Im Tahrir-Spirit der Revolution demonstrieren Christen und Muslime, Männer und Frauen gemeinsam gegen sozio-politische Missstände in Ägypten und für den Rücktritt des Präsidenten Mubarak. Wie verhalten sich die Identitäten im revolutionären und post-revolutionären Ägypten? Welche Chancen bietet die Identitätenvielfalt für einen nationalen Strukturwandel?
Revolution in Ägypten - Identitäten in Bewegung
Im Tahrir-Spirit der Revolution demonstrieren Christen und Muslime, Männer und Frauen gemeinsam gegen sozio-politische Missstände in Ägypten und für den Rücktritt des Präsidenten Mubarak. Wie verhalten sich die Identitäten im revolutionären und post-revolutionären Ägypten? Welche Chancen bietet die Identitätenvielfalt für einen nationalen Strukturwandel?
Der Wille zum Umbruch des gesellschaftlichen und politischen Systems, der Wille zur Verbesserung der eigenen Lebenssituation und Perspektive brachte 2011 eine kollektive Bewegung hervor, die in den Medien als „Arabischer Frühling“ beschrieben wird. Der „Arabische Frühling“, dessen Blüten zunächst in Tunesien erschienen, erreichte neben weiteren arabischen, nordafrikanischen und subsaharischen Ländern alsbald Ägypten.
In Ägypten wuchs der innenpolitische Druck unter der autoritären Führung Husni Mohammad Mubaraks schon seit Jahren. Mehrere Demonstrationen wurden unterdrückt, Oppositionelle verschwanden oder wurden verhaftet.
Am 25. Januar 2011 gehen die Menschen in Ägypten erneut auf die Straße. Ziel ist es, der Regierung Mubaraks ein Ende zu setzen. Was zählt ist die Einheit, die nationale Energie. Die Farben der ägyptischen Flagge überziehen die Plätze und Straßen der Städte. Nachrichtensender übertragen v.a. Bilder vom Tahrir-Platz in Kairo, doch auch in Assuan, Alexandria, Ismailiyya oder Suez gehen Ägypter gemeinsam auf die Straßen. Die Menschenmenge ist beflügelt. Eine solche nationale Einheit ist in Ägypten keineswegs alltäglich: Etwa neunzig Prozent der Bevölkerung sind islamisch-sunnitischen Glaubens, circa zehn Prozent gehören der christlich-koptischen Religion an. Anschläge auf Kirchen, Diskriminierungen und Gewalttaten gegenüber koptischen Christen und Frauen sind Alltag. Wie ist der Wandel in den Tagen der Revolution zu verstehen? Der koptische Journalist Youssef Sidhom beschreibt die Wochen der Revolution als „Idealzustand für die Kopten […].

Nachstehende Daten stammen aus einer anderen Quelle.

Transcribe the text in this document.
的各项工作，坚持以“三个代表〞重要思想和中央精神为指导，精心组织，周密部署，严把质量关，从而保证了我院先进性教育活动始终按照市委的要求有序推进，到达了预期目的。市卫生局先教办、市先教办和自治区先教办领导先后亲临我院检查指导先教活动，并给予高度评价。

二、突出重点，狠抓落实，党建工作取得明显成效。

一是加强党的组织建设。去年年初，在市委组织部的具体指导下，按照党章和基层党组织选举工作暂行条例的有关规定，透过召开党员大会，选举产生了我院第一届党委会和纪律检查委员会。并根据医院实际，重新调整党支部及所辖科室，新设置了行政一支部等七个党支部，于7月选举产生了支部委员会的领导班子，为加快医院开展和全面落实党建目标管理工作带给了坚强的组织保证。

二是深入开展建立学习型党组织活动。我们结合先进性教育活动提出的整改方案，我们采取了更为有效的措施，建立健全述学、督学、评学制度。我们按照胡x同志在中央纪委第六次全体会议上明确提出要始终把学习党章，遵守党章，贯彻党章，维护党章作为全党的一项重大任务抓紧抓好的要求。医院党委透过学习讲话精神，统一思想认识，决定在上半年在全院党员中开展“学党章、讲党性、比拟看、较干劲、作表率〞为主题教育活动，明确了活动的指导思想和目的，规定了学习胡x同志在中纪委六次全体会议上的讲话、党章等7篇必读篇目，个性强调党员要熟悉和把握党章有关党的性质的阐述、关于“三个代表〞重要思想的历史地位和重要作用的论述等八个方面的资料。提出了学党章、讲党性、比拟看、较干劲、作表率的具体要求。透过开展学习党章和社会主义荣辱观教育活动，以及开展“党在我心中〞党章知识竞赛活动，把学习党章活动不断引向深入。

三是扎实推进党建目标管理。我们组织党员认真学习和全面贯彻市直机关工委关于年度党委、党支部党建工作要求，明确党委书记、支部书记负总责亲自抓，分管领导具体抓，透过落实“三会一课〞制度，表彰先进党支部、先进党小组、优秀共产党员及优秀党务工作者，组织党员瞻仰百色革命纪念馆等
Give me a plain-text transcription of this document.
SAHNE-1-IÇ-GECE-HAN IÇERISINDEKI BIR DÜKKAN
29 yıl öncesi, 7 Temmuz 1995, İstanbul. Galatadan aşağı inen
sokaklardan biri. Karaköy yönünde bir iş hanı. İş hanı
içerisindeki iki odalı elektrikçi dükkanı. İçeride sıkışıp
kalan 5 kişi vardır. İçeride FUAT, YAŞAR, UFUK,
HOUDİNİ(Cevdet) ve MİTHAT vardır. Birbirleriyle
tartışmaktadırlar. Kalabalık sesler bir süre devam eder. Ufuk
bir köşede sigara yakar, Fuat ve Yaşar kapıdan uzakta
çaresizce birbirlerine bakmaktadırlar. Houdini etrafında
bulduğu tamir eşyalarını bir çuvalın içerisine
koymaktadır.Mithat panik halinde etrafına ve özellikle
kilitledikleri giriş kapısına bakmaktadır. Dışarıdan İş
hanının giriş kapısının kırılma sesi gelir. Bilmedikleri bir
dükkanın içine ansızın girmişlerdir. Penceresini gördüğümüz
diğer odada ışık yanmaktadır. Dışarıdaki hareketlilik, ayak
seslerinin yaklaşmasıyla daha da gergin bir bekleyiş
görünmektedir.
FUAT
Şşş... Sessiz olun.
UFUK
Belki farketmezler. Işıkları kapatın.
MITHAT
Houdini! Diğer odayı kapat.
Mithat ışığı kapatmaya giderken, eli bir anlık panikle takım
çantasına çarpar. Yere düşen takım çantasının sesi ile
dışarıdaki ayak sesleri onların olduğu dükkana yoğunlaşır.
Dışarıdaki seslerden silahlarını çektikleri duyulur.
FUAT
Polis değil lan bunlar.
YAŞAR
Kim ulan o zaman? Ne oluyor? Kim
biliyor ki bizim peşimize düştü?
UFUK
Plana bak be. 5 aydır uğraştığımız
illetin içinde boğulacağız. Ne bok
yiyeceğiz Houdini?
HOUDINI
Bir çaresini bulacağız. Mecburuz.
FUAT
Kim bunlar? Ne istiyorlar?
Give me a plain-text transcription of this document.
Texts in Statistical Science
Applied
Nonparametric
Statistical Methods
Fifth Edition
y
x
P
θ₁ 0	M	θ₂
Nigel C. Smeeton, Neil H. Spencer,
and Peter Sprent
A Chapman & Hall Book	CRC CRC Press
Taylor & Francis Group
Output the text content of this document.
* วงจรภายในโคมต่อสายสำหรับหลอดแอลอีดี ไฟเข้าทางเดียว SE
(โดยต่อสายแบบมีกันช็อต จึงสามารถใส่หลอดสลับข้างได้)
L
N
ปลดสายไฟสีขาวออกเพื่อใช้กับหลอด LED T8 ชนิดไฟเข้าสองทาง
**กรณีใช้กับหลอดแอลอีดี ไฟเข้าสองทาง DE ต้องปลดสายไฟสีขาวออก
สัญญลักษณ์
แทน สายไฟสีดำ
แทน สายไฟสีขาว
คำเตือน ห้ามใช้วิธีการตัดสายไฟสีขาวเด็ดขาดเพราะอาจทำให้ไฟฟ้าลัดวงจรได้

Tote, Kirchenbrände oder Belästigungen habe es nicht gegeben.“1. Wurde die Religion im Zuge des nationalen Konsenses tatsächlich zur Nebensache, wie es die Bilder der Medien vermuten ließen?
Zunächst kläre ich die Begriffe „Revolution“ und „Identität“ und gebe Einblicke in die Vielfalt der Identitäten samt der Entstehungen und Facetten. Anschließend erläutere ich die Chronik der Revolution unter dem Aspekt der Identitäten und deren Bewegungen und Wandel. Ich konzentriere mich auf ausgewählte Ereignisse vor, während und nach der Revolution, die Bewegungen innerhalb der Identitätenvielfalt veranschaulichen und die zwiespältige Situation zwischen religiöser und nationaler Identität erklären. Abschließend möchte ich die Identitätenvielfalt und die Identitäten in Bewegung als Chance sehen, die genutzt werden will, um das Volk friedvoll zu einen und das Land voranzubringen.
Zum Begriff „Revolution“ ziehe ich eine gängige Definition heran. Revolution ist die „radikale Umwälzung, [eine] grundlegende Änderung (z.B. bestehender Theorien oder Weltbilder)“2. Als „revolutionär“ bezeichne ich mit Blick auf Ägypten den Zeitraum vom 25. Januar 2011 bis März 2011. Nach dem Rücktritt Mubaraks am 11. Februar 2011 befindet sich das Volk in einer Art Schwebephase mit sicherlich revolutionären Zügen, doch spielen darin Unsicherheiten unter der militärischen Übergangsregierung und über noch ausstehende Wahlen eine große Rolle.
Aus psychologischer Sicht versteht das Nachschlagewerk Pschyrembel unter „Identität“ eine „einzigartige Persönlichkeitsstruktur und das Bild, das andere davon haben“3 (Selbst-/ Fremdzuschreibung). An selber Stelle gilt Identität weiter als eine „Kombination unverwechselbarer Daten des Individuums, die es eindeutig kennzeichnen“4. Beide Definitionen zeigen, dass sich der Begriff Identität auf ein Individuum bezieht (individuelle Identität). Die angesprochene Persönlichkeitsstruktur deutet auf die Komplexität möglicher Einflussfaktoren hin, die auf die Identitätsbildung wirken: Familie, Beruf, Religion, Kultur, die gesellschaftliche Stellung oder die Zugehörigkeit zu einer Nation dienen als Identitätsofferten. Sobald Identitätsofferten in die eigene Identität oder in die Identität einer Gruppe (kollektive Identität) integriert werden, wirken sie als Identitätsfacetten. Betrachtet man diese Facetten als eigenständig geprägte Identitäten, bezeichnet man sie als religiöse Identität, kulturelle Identität o.ä. Eine Umstrukturierung innerhalb der individuellen oder kollektiven Identitäten erfolgt durch Bewegung der Identitäten während einer sogenannten Identitätskrise. „I[dentitäts]-Krisen […] können durch traumat[ische] Erlebnisse […] entstehen“5 oder auch durch einfache Veränderungen der Lebenssituation. So verlieren oder gewinnen Identitätsfacetten an Einfluss auf die Identitätsbildung. Diese Fluidität der Identitäten ist Voraussetzung für Bewegungen der Identitäten.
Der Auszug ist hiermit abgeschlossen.